Le Basque 305-669-1070, www.lebasque.com.
CEO: Jorge Mena
Year launched: 1982
Number of employees: 12
Specialties: World fusion with an accent on Floribbean.
Events catered in 2014: 850
When Mena began Mena Catering over 30 years ago, “You saw a lot of money,” he says. “Later with the economy turndown, people stopped doing things. It’s like a rollercoaster.”
How does he survive the ride? “You have to have a passion for it,” he says.
Among the biggest changes he’s seen over the years has been the rise in special diets — Paleo, vegan, gluten free — as well a rise in client expectations. Savvy clients demand a feast for the eyes, with food presented as art but on less-than artful budgets.
“They have a party for 300 people and give you a budget of $3,000. Divide per person and you have enough to pay for the staff, potato chips and onion dip.” Mena shrugs and laughs. “You work with them.”
In Mena’s case, that means accommodating clients by letting them supply their own alcohol — a rare practice among caterers. “Seventy percent of our clients bring their own liquor and wine. They can take it back unused and get credit. They appreciate you’re looking out for them.”
In boom economies or bust, whether catering a Champagne bar for 12,000 or providing an intimate lunch for two (one of them being the Dalai Lama), says Mena, “You want to offer people a very special time.”

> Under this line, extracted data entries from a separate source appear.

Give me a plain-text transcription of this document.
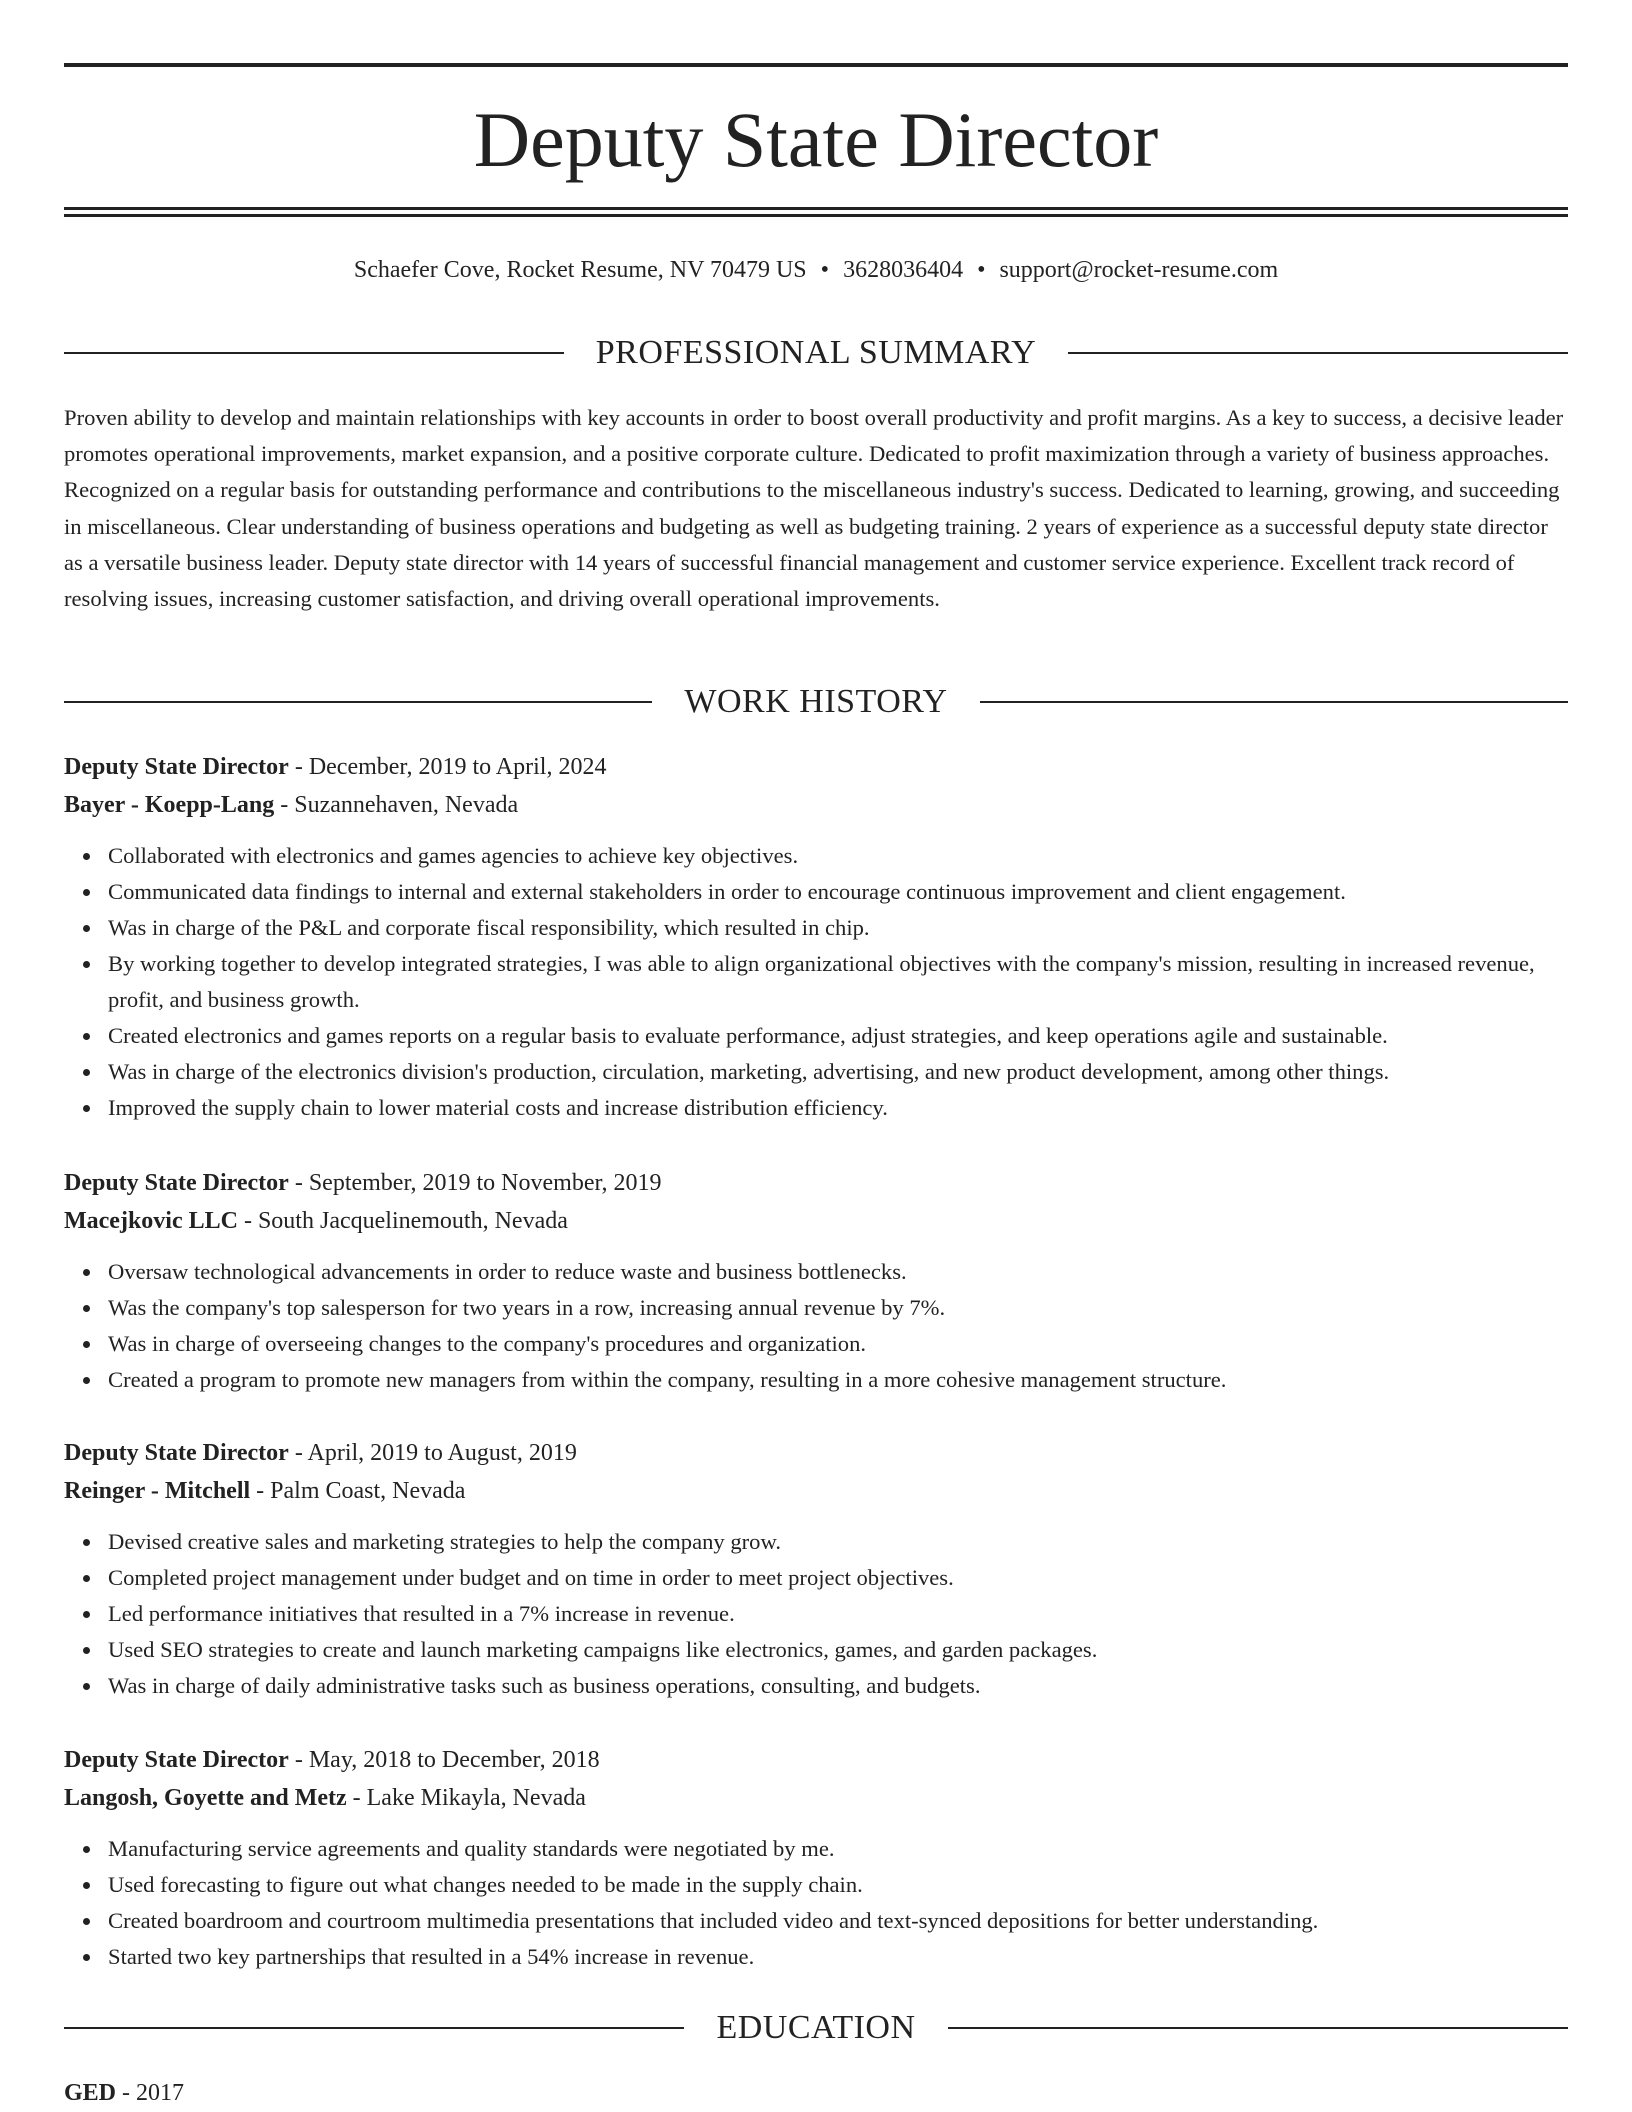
Deputy State Director
Schaefer Cove, Rocket Resume, NV 70479 US • 3628036404 • support@rocket-resume.com
PROFESSIONAL SUMMARY

Proven ability to develop and maintain relationships with key accounts in order to boost overall productivity and profit margins. As a key to success, a decisive leader promotes operational improvements, market expansion, and a positive corporate culture. Dedicated to profit maximization through a variety of business approaches. Recognized on a regular basis for outstanding performance and contributions to the miscellaneous industry's success. Dedicated to learning, growing, and succeeding in miscellaneous. Clear understanding of business operations and budgeting as well as budgeting training. 2 years of experience as a successful deputy state director as a versatile business leader. Deputy state director with 14 years of successful financial management and customer service experience. Excellent track record of resolving issues, increasing customer satisfaction, and driving overall operational improvements.

WORK HISTORY
Deputy State Director - December, 2019 to April, 2024
Bayer - Koepp-Lang - Suzannehaven, Nevada
Collaborated with electronics and games agencies to achieve key objectives.
Communicated data findings to internal and external stakeholders in order to encourage continuous improvement and client engagement.
Was in charge of the P&L and corporate fiscal responsibility, which resulted in chip.
By working together to develop integrated strategies, I was able to align organizational objectives with the company's mission, resulting in increased revenue, profit, and business growth.
Created electronics and games reports on a regular basis to evaluate performance, adjust strategies, and keep operations agile and sustainable.
Was in charge of the electronics division's production, circulation, marketing, advertising, and new product development, among other things.
Improved the supply chain to lower material costs and increase distribution efficiency.
Deputy State Director - September, 2019 to November, 2019
Macejkovic LLC - South Jacquelinemouth, Nevada
Oversaw technological advancements in order to reduce waste and business bottlenecks.
Was the company's top salesperson for two years in a row, increasing annual revenue by 7%.
Was in charge of overseeing changes to the company's procedures and organization.
Created a program to promote new managers from within the company, resulting in a more cohesive management structure.
Deputy State Director - April, 2019 to August, 2019
Reinger - Mitchell - Palm Coast, Nevada
Devised creative sales and marketing strategies to help the company grow.
Completed project management under budget and on time in order to meet project objectives.
Led performance initiatives that resulted in a 7% increase in revenue.
Used SEO strategies to create and launch marketing campaigns like electronics, games, and garden packages.
Was in charge of daily administrative tasks such as business operations, consulting, and budgets.
Deputy State Director - May, 2018 to December, 2018
Langosh, Goyette and Metz - Lake Mikayla, Nevada
Manufacturing service agreements and quality standards were negotiated by me.
Used forecasting to figure out what changes needed to be made in the supply chain.
Created boardroom and courtroom multimedia presentations that included video and text-synced depositions for better understanding.
Started two key partnerships that resulted in a 54% increase in revenue.
EDUCATION
GED - 2017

Mena Catering 305-666-8545, www.menacatering.com.
CEO: Thierry Isambert
Year launched: 1989
Number of employees: 48 full-time employees.
Specialities: “We have chefs in-house from Argentina, Colombia, Peru, Haiti, India, France, Dominican, Italian-Swiss, Belgium — we can produce anything you like. Authentically.”

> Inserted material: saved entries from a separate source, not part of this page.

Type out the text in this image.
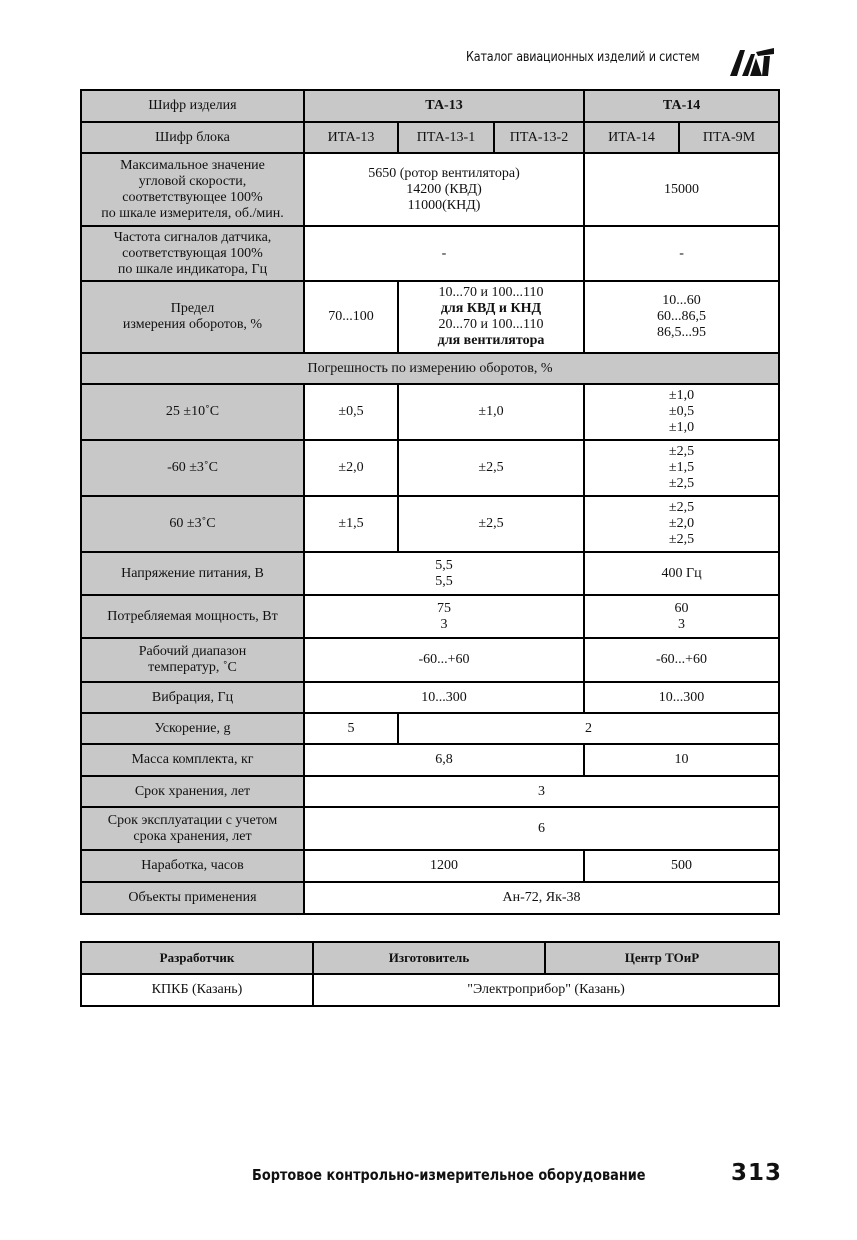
Каталог авиационных изделий и систем
Шифр изделия	ТА-13			ТА-14	
Шифр блока	ИТА-13	ПТА-13-1	ПТА-13-2	ИТА-14	ПТА-9М

Максимальное значение
угловой скорости,
соответствующее 100%
по шкале измерителя, об./мин.	5650 (ротор вентилятора)
14200 (КВД)
11000(КНД)			15000	

Частота сигналов датчика,
соответствующая 100%
по шкале индикатора, Гц	-			-	

Предел
измерения оборотов, %	70...100	10...70 и 100...110
для КВД и КНД
20...70 и 100...110
для вентилятора		10...60
60...86,5
86,5...95	

Погрешность по измерению оборотов, %					
25 ±10˚С	±0,5	±1,0		±1,0
±0,5
±1,0	

-60 ±3˚С	±2,0	±2,5		±2,5
±1,5
±2,5	

60 ±3˚С	±1,5	±2,5		±2,5
±2,0
±2,5	

Напряжение питания, В	5,5
5,5			400 Гц	
Потребляемая мощность, Вт	75
3			60
3	

Рабочий диапазон
температур, ˚С	-60...+60			-60...+60	
Вибрация, Гц	10...300			10...300	
Ускорение, g	5	2			
Масса комплекта, кг	6,8			10	
Срок хранения, лет	3				

Срок эксплуатации с учетом
срока хранения, лет	6				
Наработка, часов	1200			500	
Объекты применения	Ан-72, Як-38				
Разработчик	Изготовитель	Центр ТОиР
КПКБ (Казань)	"Электроприбор" (Казань)	
Бортовое контрольно-измерительное оборудование	313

Events catered in 2014: 775
Husband-and-wife team Thierry and Alina Isambert know a little about bounce-back. Three years after launching Thierry’s Catering in 1989, they were just starting to make a name for themselves when Hurricane Andrew hit Miami. By 2013, Focus Miami named them caterer of the year.
This fall, they celebrated 25 years in the business and their 27th wedding anniversary.
Alina credits their success both as a couple and as caterers to dividing and conquering. Thierry, born and raised in France’s Champagne region, rules the kitchen. Alina, Miami native and PR pro, does the “running around,” the planning, follow-up and client hand-holding.
The secret to saving money and drawing clients including Fendi, the Miami Heat and New World Symphony is “the balance,” Alina says. “We don’t make cheap food. It’s about how you put the menu together.”
Another tip to corporate clients: A smaller event can be more effective. “A lot of people think with a larger party, you’re going to get more for your money,” she says. She advises against “spreading yourself too thin.” The purpose of a party is to entertain your guests and if you’re harried working the room, “Instead of having 700 guests, have 300.”
Thierry’s Catering, 305-635-6626, www.thierrycatering.com.